I am now accomplishing that goal. I am graduating. I should look at this as a positive experience, especially being at the top of my class. However, in retrospect, I cannot say that I am any more intelligent than my peers. I can attest that I am only the best at doing what I am told and working the system. Yet, here I stand, and I am supposed to be proud that I have completed this period of indoctrination. I will leave in the fall to go on to the next phase expected of me, in order to receive a paper document that certifies that I am capable of work. But I contest that I am a human being, a thinker, an adventurer – not a worker. A worker is someone who is trapped within repetition – a slave of the system set up before him. But now, I have successfully shown that I was the best slave. I did what I was told to the extreme. While others sat in class and doodled to later become great artists, I sat in class to take notes and become a great test-taker. While others would come to class without their homework done because they were reading about an interest of theirs, I never missed an assignment. While others were creating music and writing lyrics, I decided to do extra credit, even though I never needed it. So, I wonder, why did I even want this position? Sure, I earned it, but what will come of it? When I leave educational institutionalism, will I be successful or forever lost? I have no clue about what I want to do with my life; I have no interests because I saw every subject of study as work, and I excelled at every subject just for the purpose of excelling, not learning. And quite frankly, now I’m scared.

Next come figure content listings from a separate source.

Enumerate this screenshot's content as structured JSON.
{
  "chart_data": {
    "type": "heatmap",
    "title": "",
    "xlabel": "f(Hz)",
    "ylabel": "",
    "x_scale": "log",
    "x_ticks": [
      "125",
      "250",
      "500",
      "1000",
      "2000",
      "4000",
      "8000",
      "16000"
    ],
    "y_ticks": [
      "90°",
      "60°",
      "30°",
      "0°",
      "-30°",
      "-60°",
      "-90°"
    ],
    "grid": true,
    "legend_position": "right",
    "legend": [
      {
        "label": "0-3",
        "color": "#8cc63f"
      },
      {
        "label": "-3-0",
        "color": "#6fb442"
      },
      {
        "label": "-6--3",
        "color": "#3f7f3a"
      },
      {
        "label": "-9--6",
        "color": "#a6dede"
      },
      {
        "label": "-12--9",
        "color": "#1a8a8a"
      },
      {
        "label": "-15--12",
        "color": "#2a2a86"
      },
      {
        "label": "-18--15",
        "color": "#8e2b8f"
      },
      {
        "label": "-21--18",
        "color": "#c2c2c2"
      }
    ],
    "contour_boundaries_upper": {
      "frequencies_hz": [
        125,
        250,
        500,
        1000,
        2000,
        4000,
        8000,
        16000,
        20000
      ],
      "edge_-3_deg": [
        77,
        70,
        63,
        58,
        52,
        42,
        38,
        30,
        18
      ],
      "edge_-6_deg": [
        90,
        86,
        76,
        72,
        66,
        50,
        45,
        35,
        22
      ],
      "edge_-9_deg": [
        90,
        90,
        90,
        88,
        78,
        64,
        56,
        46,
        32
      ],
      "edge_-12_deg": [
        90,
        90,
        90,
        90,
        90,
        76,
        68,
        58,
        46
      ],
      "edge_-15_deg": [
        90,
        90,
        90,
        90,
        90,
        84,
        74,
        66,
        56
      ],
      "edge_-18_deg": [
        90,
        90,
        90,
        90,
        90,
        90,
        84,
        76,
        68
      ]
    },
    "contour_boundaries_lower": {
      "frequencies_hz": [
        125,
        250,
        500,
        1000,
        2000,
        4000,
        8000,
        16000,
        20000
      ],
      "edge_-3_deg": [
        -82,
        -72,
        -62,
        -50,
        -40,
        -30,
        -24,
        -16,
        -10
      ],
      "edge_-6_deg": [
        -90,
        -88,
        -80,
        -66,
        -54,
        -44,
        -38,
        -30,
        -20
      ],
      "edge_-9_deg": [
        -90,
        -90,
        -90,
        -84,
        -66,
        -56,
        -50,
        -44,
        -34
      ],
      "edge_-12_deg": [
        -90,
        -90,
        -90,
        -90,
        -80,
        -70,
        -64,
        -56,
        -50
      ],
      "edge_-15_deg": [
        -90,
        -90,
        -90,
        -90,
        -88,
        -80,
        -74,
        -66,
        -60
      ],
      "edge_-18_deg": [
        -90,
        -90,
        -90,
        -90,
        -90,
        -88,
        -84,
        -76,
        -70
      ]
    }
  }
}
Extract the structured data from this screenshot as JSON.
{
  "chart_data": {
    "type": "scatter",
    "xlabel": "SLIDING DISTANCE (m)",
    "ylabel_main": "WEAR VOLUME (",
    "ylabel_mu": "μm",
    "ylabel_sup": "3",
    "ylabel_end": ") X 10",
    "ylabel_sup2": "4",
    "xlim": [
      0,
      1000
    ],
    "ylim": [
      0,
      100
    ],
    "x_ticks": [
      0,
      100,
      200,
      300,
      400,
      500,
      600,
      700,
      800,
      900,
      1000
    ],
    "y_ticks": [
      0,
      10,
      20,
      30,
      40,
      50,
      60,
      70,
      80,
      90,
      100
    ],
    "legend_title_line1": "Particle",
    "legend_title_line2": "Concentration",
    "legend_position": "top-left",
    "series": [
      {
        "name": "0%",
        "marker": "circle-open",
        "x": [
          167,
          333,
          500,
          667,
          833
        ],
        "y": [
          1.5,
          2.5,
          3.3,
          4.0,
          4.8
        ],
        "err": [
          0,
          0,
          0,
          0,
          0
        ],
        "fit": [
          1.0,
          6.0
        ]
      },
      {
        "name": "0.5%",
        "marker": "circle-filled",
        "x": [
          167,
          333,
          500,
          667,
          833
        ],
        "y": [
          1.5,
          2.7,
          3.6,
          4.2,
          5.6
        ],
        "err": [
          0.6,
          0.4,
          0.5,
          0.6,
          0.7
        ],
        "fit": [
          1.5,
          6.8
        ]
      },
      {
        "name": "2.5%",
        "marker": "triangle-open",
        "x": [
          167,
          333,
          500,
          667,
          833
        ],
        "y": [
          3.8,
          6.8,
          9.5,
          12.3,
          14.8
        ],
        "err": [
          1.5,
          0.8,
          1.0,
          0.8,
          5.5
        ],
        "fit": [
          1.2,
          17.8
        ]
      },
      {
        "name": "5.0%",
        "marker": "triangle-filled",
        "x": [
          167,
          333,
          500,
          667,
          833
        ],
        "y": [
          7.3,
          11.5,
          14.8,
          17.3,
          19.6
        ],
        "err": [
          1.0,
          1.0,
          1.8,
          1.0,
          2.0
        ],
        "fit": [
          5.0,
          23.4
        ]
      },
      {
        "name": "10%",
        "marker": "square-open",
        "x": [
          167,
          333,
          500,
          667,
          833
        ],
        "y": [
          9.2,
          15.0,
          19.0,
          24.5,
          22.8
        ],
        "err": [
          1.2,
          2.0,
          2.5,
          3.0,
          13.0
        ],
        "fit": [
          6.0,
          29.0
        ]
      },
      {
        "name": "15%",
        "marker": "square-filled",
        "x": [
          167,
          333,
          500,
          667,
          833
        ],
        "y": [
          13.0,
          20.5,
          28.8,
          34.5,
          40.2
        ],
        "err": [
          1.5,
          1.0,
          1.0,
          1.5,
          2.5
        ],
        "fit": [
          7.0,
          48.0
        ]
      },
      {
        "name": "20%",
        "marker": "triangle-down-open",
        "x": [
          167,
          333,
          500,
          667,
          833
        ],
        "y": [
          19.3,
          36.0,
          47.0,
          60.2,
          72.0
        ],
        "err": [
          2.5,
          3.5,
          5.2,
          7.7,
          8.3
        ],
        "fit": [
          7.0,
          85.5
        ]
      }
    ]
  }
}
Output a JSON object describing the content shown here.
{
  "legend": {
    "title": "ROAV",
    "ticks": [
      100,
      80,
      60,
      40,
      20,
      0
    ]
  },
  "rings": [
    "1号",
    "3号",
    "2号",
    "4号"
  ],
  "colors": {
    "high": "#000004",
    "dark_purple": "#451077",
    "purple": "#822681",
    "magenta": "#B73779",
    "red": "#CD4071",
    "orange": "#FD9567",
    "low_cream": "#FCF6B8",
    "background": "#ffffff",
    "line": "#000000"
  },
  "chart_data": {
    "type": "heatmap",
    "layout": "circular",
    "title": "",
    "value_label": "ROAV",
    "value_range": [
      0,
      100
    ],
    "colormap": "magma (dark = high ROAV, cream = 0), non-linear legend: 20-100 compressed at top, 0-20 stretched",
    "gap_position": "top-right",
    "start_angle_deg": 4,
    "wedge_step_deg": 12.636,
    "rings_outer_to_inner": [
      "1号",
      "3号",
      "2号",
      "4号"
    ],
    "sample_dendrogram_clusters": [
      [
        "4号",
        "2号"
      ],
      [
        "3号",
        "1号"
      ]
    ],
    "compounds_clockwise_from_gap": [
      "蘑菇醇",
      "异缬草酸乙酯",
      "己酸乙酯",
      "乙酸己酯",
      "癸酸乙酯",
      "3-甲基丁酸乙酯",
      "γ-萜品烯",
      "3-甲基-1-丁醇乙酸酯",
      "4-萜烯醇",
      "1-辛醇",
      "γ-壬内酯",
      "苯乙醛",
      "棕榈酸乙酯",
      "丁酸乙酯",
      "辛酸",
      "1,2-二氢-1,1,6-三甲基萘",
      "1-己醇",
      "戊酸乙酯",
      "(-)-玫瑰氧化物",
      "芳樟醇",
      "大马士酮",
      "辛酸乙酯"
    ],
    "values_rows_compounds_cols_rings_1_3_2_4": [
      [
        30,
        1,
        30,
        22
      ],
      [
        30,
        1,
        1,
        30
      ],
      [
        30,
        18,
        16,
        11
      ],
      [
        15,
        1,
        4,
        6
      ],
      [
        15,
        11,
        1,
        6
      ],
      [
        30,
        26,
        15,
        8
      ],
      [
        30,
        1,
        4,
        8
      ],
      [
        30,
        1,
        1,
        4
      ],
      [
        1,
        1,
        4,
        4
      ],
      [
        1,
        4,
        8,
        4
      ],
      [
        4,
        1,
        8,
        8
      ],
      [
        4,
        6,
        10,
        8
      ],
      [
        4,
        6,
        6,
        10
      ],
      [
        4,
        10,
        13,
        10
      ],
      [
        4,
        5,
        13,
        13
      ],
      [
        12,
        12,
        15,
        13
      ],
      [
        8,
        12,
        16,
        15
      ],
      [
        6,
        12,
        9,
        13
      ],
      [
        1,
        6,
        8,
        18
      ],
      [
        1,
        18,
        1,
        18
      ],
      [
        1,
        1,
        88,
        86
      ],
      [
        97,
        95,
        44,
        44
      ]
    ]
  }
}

John Taylor Gatto, a retired school teacher and activist critical of compulsory schooling, asserts, “We could encourage the best qualities of youthfulness – curiosity, adventure, resilience, the capacity for surprising insight simply by being more flexible about time, texts, and tests, by introducing kids into truly competent adults, and by giving each student what autonomy he or she needs in order to take a risk every now and then. But we don’t do that.” Between these cinderblock walls, we are all expected to be the same. We are trained to ace every standardized test, and those who deviate and see light through a different lens are worthless to the scheme of public education, and therefore viewed with contempt.
H. L. Mencken wrote in The American Mercury for April 1924 that the aim of public education is not “to fill the young of the species with knowledge and awaken their intelligence. … Nothing could be further from the truth. The aim … is simply to reduce as many individuals as possible to the same safe level, to breed and train a standardized citizenry, to put down dissent and originality. That is its aim in the United States.”
To see the original article, go here.
Here is the video of her speech:
I believe what she says about our education system is true. I was a valedictorian, too. I appreciate the teachers who tried to pass on knowledge to me and did their best within a flawed system to prepare me for my future.
But I’m so thankful that I’ve been able to do something completely different with my own children. Through homeschooling, my children have been allowed to explore their interests, learn at their own pace, and have time to ruminate on what they’ve learned.
There isn’t any known way to bulk- educate; it’s all custom work.~John Taylor Gatto
They are prepared to do what God made them to do, not just to be worker bees in the hive. The best schools in America still pray. But they also listen to what He says and obey!
Wow, Penney, this is amazing, if only more Publicly Schooled students would speak out like this. If only Americans as a whole would stand up and speak out for what they really want instead of being complacent and accepting the accepted, maybe we could have a better nation.
Yes, she must be an amazing person. I didn’t have to make a speech at my graduation, and I certainly didn’t see things the way she does when I was her age (I do now!), but I can’t imagine having the nerve to give that speech at my high school graduation. She is a courageous, inspiring person. I bet she made everybody there think.
Funny, I was voicing the same complaints way back when I was in high school 45 years ago. And yet we made our kids go through it. I guess that’s why we started homeschooling our grandchildren.
Just thinking of what a difference homeschooling could have made in our son’s life …. but we didn’t even think of homeschooling back then.
No, I’m sure you didn’t. I thought it seemed a little “out there” when I first heard of it on Focus on the Family about 19 years ago. But I’m so glad I heard about homeschooling and God led me to do it and made my life circumstances so that I could! I love homeschooling so much!